Wie denken die monotheistischen Religionen über Abtreibung?


Der Berliner Podcast „331 – 3 Frauen, 3 Religionen, 1 Thema“ dient dem interreligiösen Austausch. Wir haben dort nachgefragt: Ist Abtreibung eine Sünde?

Antonia Groß, Maxi Beigang | Berliner Zeitung

In den USA kam es zu Protesten, als Anfang Mai Pläne bekannt wurden, das Recht auf Abtreibung wieder abzuschaffen. IMAGO/Karla Cot

Ob Schwangerschaftsabbrüche weiterhin kriminalisiert werden sollen oder nicht, darüber streiten nicht nur Feministinnen und Politiker. Die Debatte wird immer wieder auch von religiösen Fundamentalistinnen und Fundamentalisten angeheizt. Doch was sagen eigentlich Vertreterinnen der drei monotheistischen Weltreligionen selbst? Im Rahmen unserer Serie zu Schwangerschaftsabbrüchen haben wir bei der Jüdin Rebecca Rogowski, der Christin Maike Schöfer und der Muslima Kübra Dalkılıç nachgefragt. Die drei Frauen betreiben den interreligiösen Podcast „331 – drei Frauen, drei Religionen, ein Thema“ herausgegeben vom Berliner House of One.

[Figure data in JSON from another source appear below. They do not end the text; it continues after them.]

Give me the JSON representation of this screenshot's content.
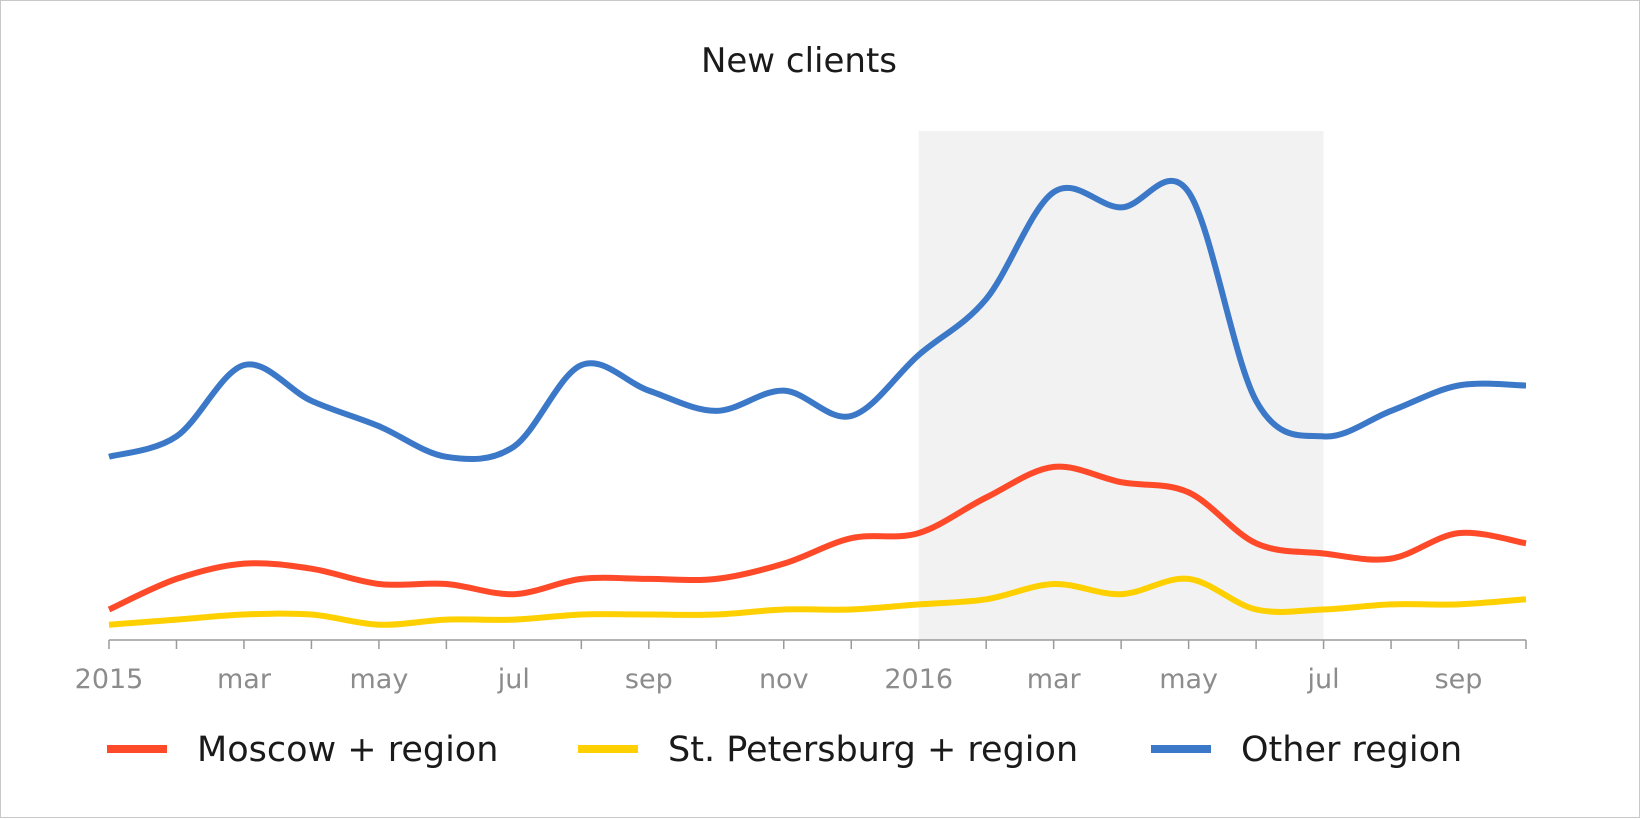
{
  "chart_data": {
    "type": "line",
    "title": "New clients",
    "xlabel": "",
    "ylabel": "",
    "ylim": [
      0,
      100
    ],
    "grid": false,
    "legend_position": "bottom",
    "highlight_range": {
      "from": 12,
      "to": 18,
      "color": "#f2f2f2"
    },
    "x": [
      0,
      1,
      2,
      3,
      4,
      5,
      6,
      7,
      8,
      9,
      10,
      11,
      12,
      13,
      14,
      15,
      16,
      17,
      18,
      19,
      20,
      21
    ],
    "x_tick_labels": [
      "2015",
      "",
      "mar",
      "",
      "may",
      "",
      "jul",
      "",
      "sep",
      "",
      "nov",
      "",
      "2016",
      "",
      "mar",
      "",
      "may",
      "",
      "jul",
      "",
      "sep",
      ""
    ],
    "series": [
      {
        "name": "Moscow + region",
        "color": "#ff4a2a",
        "values": [
          6,
          12,
          15,
          14,
          11,
          11,
          9,
          12,
          12,
          12,
          15,
          20,
          21,
          28,
          34,
          31,
          29,
          19,
          17,
          16,
          21,
          19
        ]
      },
      {
        "name": "St. Petersburg + region",
        "color": "#ffd000",
        "values": [
          3,
          4,
          5,
          5,
          3,
          4,
          4,
          5,
          5,
          5,
          6,
          6,
          7,
          8,
          11,
          9,
          12,
          6,
          6,
          7,
          7,
          8
        ]
      },
      {
        "name": "Other region",
        "color": "#3c78c8",
        "values": [
          36,
          40,
          54,
          47,
          42,
          36,
          38,
          54,
          49,
          45,
          49,
          44,
          56,
          67,
          88,
          85,
          88,
          47,
          40,
          45,
          50,
          50
        ]
      }
    ]
  }
}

Berliner Zeitung: Sofort auf den Punkt gefragt: Ist das Streben nach reproduktiver Selbstbestimmung eine Sünde?

Rebecca Rogowski: Das Judentum kennt zwar Überschreitungen und Verbote, den Begriff der Sünde gibt es aber nicht. Wir haben auch keine Erbsünde, das ist ein christliches Prinzip. Im Judentum hat die schwangere Person ein Selbstbestimmungsrecht.

Maike Schöfer: Nein, es ist keine Sünde. Insbesondere nicht in der protestantischen Konfession, die die eigene Gewissensentscheidung vor Gott betont. Ich finde nicht, dass Kirche oder andere Christ:innen sagen dürfen, dass das Sünde ist.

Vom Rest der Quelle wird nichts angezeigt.